Hintergrund: Genossenschaftliches Wohnen
Genossenschaften wie «Mehr als Wohnen» bieten oft preisgünstigen Wohnraum und fördern das Gemeinschaftsleben. Sie legen Wert auf soziale und ökologische Nachhaltigkeit. Die Bewohner sind Mitglieder der Genossenschaft und haben Mitspracherechte bei der Gestaltung des Zusammenlebens. Dies kann jedoch auch zu Konflikten führen, wenn individuelle Bedürfnisse mit den Gemeinschaftszielen kollidieren.
Die soziale Dimension der Nachhaltigkeit
Die Bewohnerin Uschi Ringwald, die seit der Eröffnung auf dem Areal lebt, berichtet von einer Veränderung im Gemeinschaftsleben. Während zu Beginn eine rege Beteiligung und viel Interaktion ausserhalb der Wohnungen herrschte, ist es mittlerweile ruhiger geworden. Das Gemeinschaftsgefühl besteht weiterhin, jedoch in kleineren Kreisen. Dies verdeutlicht, dass nachhaltiges Leben nicht nur eine technische, sondern auch eine zutiefst soziale Herausforderung ist.
Die Gebäude sind bewusst so gestaltet, dass sie zur gemeinschaftlichen Nutzung anregen. Jede Wohnung verfügt zwar über eine eigene Küche und einen privaten Bereich, doch die Infrastruktur fördert den Austausch. Die Balance zwischen privatem Rückzug und gemeinschaftlicher Aktivität muss immer wieder neu gefunden werden.

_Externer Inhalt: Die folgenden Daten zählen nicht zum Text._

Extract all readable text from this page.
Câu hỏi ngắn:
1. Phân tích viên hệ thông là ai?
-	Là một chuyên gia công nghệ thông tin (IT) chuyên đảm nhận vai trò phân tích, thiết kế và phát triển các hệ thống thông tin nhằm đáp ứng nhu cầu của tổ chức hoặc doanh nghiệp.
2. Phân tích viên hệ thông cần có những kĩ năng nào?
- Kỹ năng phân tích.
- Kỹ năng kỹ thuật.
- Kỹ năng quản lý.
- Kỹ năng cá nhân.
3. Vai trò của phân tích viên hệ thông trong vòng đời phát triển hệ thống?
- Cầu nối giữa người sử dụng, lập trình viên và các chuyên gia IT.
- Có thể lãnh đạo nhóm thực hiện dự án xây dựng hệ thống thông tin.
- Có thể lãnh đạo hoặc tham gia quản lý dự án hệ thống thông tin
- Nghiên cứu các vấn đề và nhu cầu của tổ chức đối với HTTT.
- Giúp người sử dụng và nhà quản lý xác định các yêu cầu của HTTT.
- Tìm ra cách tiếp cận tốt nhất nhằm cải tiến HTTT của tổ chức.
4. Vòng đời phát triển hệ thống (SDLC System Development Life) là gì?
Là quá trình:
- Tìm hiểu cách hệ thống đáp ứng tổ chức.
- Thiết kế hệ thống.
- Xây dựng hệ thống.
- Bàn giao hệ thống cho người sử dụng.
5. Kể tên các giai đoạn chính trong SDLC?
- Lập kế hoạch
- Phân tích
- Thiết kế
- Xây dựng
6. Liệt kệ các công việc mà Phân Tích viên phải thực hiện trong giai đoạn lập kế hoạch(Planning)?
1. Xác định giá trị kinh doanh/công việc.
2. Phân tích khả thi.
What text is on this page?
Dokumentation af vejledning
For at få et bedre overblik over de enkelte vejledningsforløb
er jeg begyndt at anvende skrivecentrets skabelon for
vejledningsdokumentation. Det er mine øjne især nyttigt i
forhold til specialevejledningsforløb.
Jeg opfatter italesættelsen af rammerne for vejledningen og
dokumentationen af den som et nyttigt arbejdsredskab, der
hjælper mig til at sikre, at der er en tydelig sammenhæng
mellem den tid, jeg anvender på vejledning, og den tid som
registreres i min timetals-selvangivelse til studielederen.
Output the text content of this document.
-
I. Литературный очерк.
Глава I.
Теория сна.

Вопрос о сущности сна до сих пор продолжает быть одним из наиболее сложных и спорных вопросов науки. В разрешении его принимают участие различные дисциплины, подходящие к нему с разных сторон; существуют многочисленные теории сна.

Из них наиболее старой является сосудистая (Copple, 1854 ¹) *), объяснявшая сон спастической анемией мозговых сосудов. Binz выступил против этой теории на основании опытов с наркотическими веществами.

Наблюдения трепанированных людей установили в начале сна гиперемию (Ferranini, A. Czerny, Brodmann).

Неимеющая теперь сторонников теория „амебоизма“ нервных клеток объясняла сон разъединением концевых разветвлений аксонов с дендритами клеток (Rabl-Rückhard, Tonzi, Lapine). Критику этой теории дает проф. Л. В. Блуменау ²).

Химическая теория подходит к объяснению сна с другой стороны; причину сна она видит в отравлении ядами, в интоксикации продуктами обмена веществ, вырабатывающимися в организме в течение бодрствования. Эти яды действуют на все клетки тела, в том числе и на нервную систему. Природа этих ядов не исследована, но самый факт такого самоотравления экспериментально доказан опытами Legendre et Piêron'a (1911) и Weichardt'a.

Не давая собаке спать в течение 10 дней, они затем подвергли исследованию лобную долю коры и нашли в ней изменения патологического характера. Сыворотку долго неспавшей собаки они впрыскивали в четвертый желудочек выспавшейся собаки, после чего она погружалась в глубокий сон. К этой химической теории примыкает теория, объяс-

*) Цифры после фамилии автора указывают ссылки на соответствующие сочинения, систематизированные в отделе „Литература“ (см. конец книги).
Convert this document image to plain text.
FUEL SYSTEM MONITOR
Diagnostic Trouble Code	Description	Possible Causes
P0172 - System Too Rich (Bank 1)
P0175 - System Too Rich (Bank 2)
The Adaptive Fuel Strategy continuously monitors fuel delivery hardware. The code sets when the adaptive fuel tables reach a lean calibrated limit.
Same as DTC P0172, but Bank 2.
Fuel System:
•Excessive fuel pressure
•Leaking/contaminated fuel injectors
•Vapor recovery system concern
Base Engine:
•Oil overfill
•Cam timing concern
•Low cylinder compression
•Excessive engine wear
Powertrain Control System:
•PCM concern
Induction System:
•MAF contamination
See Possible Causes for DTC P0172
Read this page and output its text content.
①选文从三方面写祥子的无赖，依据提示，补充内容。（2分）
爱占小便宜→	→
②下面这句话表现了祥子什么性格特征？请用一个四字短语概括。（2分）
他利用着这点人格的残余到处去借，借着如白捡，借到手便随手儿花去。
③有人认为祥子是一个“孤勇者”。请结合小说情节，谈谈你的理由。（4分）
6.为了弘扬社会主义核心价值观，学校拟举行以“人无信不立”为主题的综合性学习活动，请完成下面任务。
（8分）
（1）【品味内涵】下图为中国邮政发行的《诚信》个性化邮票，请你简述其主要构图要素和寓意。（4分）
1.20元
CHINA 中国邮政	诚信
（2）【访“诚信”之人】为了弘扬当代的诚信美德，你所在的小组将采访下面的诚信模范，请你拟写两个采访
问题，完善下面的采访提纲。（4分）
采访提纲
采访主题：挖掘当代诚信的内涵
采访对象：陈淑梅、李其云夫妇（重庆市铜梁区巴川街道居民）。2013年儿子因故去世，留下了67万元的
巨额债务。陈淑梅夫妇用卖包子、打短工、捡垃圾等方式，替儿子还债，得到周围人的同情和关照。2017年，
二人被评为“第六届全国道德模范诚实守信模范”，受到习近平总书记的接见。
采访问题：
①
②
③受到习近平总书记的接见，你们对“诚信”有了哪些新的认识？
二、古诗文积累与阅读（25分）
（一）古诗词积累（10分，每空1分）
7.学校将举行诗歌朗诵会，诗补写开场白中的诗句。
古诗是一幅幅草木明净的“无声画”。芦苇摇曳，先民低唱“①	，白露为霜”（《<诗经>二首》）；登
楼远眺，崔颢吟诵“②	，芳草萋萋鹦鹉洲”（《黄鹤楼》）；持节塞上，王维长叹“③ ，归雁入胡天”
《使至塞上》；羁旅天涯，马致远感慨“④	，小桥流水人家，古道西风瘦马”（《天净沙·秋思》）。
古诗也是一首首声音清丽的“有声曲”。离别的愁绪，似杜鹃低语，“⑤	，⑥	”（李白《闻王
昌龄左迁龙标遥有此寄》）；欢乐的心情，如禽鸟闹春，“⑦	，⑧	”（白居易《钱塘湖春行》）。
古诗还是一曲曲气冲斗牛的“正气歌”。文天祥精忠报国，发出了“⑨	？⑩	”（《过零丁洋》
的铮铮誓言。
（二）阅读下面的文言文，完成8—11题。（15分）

Alltagsgewohnheiten und Ideale
Ein zentraler Aspekt der Nachhaltigkeit ist die Änderung von Alltagsgewohnheiten. Weniger Fleischkonsum ist eine der effektivsten Massnahmen zur Reduzierung des individuellen CO₂-Ausstosses. Obwohl dies auf dem Hunziker-Areal ein Thema ist, ist der Anteil der Bewohner, die wenig oder gar kein Fleisch essen, leicht gesunken. Dies zeigt, dass selbst in einem explizit nachhaltig ausgerichteten Projekt die Umsetzung von Idealen im Alltag schwierig sein kann.
Das Areal nutzt Fernwärme aus der Zürcher Abfallverbrennungsanlage und Regenwasser für die Gärten. Auf dem Papier scheinen die Ziele erreichbar. Doch die Realität zeigt, dass menschliche Gewohnheiten oft hartnäckiger sind als technische Lösungen.
Blick in die Zukunft und Skalierbarkeit
Energieexperte Evangelos Panos vom Paul-Scherrer-Institut lobt das Experiment auf dem Hunziker-Areal. Er betont, dass Projekte wie dieses beweisen, dass energiesparendes und hochwertiges Wohnen bereits heute möglich ist. Die täglichen Pro-Kopf-Emissionen aus Heizung, Strom und Mobilität sinken hier im Vergleich zum Schweizer Durchschnitt um rund 60 Prozent.
Panos weist jedoch auch auf die Schwierigkeiten der Skalierung hin. In dicht besiedelten städtischen Gebieten sei dies machbar. In ländlichen Regionen erschweren die Abhängigkeit vom Auto und die oft unübersichtliche Infrastruktur eine solche Umsetzung. Er betont, dass wahre Nachhaltigkeit über saubere Energie hinausgeht und Kreislaufwirtschaft sowie die Beschränkung des Konsums auf das Notwendigste umfasst.
Die Erfahrungen aus dem Hunziker-Areal sind wertvoll für die weitere Entwicklung nachhaltiger Stadtquartiere. Bis 2025 werden mehr als 30 Projekte in der Schweiz als 2000-Watt-Anlagen zertifiziert sein oder sich im Zertifizierungsprozess befinden. Das Zürcher Experiment dient dabei als wichtige Inspirationsquelle und Lernplattform für eine nachhaltigere Zukunft.